Rotary’s daok seedling in Kagman stolen

Rotary district governor Isako Funaki, left, and Rotary Club of Saipan president Laila Y. Boyer shovel dirt on the daok seedling they planted as part of the groundbreaking ceremony of the club’s 60,000 Rotary Healthy Living Family Park project in Kagman last Nov. 7. (Mark Rabago) The daok seedling the Rotary Club of Saipan planted on Nov. 7 as part of its groundbreaking of its children’s park project in Kagman has been stolen.

Rotary Club president Laila Y. Boyer told Rotary members the theft of the seedling during the club’s weekly meeting at the Hyatt Regency Saipan yesterday.

“A week ago past president Pete Schilling noticed that the seedling was gone. He has been going to the Kagman Community Center every two weeks to water the tree. One day last week the whole thing was gone—the tree [seedling], the rebar. We would just like to inform the community that these native plants are available at the Division of Agriculture’s Forestry program for free.”

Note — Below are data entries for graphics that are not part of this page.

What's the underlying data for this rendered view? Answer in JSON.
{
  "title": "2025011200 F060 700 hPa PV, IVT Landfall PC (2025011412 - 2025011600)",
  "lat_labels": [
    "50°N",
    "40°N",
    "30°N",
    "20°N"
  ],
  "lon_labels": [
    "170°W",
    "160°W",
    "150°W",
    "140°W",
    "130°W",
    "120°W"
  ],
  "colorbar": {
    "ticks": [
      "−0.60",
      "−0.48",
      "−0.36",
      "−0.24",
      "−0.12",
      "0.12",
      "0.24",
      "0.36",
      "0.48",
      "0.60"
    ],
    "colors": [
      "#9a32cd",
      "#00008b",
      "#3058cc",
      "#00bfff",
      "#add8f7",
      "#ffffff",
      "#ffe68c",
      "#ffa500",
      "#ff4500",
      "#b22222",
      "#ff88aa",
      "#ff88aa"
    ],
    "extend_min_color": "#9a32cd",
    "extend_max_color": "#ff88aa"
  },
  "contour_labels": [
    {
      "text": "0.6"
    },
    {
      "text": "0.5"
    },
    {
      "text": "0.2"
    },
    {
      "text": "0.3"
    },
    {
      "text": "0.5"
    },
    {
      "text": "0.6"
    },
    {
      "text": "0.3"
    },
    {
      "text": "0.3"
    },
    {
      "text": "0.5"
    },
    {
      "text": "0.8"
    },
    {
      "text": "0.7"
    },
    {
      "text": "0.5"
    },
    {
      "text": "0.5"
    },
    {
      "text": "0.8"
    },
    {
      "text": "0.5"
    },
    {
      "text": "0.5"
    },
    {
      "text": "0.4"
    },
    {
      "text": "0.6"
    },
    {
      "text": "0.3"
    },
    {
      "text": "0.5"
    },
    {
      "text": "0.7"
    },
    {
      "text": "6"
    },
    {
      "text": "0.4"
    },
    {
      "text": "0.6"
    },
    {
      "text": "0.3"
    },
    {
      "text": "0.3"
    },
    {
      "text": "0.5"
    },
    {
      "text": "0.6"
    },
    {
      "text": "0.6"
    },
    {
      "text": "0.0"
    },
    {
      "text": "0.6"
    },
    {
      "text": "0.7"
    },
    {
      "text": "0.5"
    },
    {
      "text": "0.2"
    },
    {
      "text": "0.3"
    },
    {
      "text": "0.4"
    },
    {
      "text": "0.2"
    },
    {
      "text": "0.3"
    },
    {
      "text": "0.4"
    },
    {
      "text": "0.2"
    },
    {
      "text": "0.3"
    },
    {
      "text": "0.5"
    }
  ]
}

Boyer appealed to the community to keep the seedling where it’s planted once the Rotary Club replaces it.

“It was really symbolic for us because we had our district governor assist us in planting the tree. It is something that we wanted her to come back one day and see it. We’re going to replace and I want to appeal to the community to keep in mind when we do replace it, we would like it to remain there and grow and that they can get these trees at the local department.”

Schilling said he has no idea who took the seedling. “It is anyone’s guess as to who or why anyone would take the daok we planted. All I can tell you is that after planting and watering it twice, on the third visit, the tree was gone and so was the rebar holding it upright.”

The local Rotary Club broke ground on its $60,000 Rotary Healthy Living Family Park project early last month in the presence of Rotary district governor Isako Funaki and other dignitaries from Japan.

The civic group planted the daok seedling as part of the groundbreaking.

Boyer said the tree specie is abundant on the island and is known for its shading capability. She said they also chose to plant a daok seedling because its wood is hard and is of excellent quality and is used to make boats, timber, carabao carts, and large canoes. Its leaves can also be soaked in water and used as a remedy for sore eyes and is also good for the skin as a moisturizer.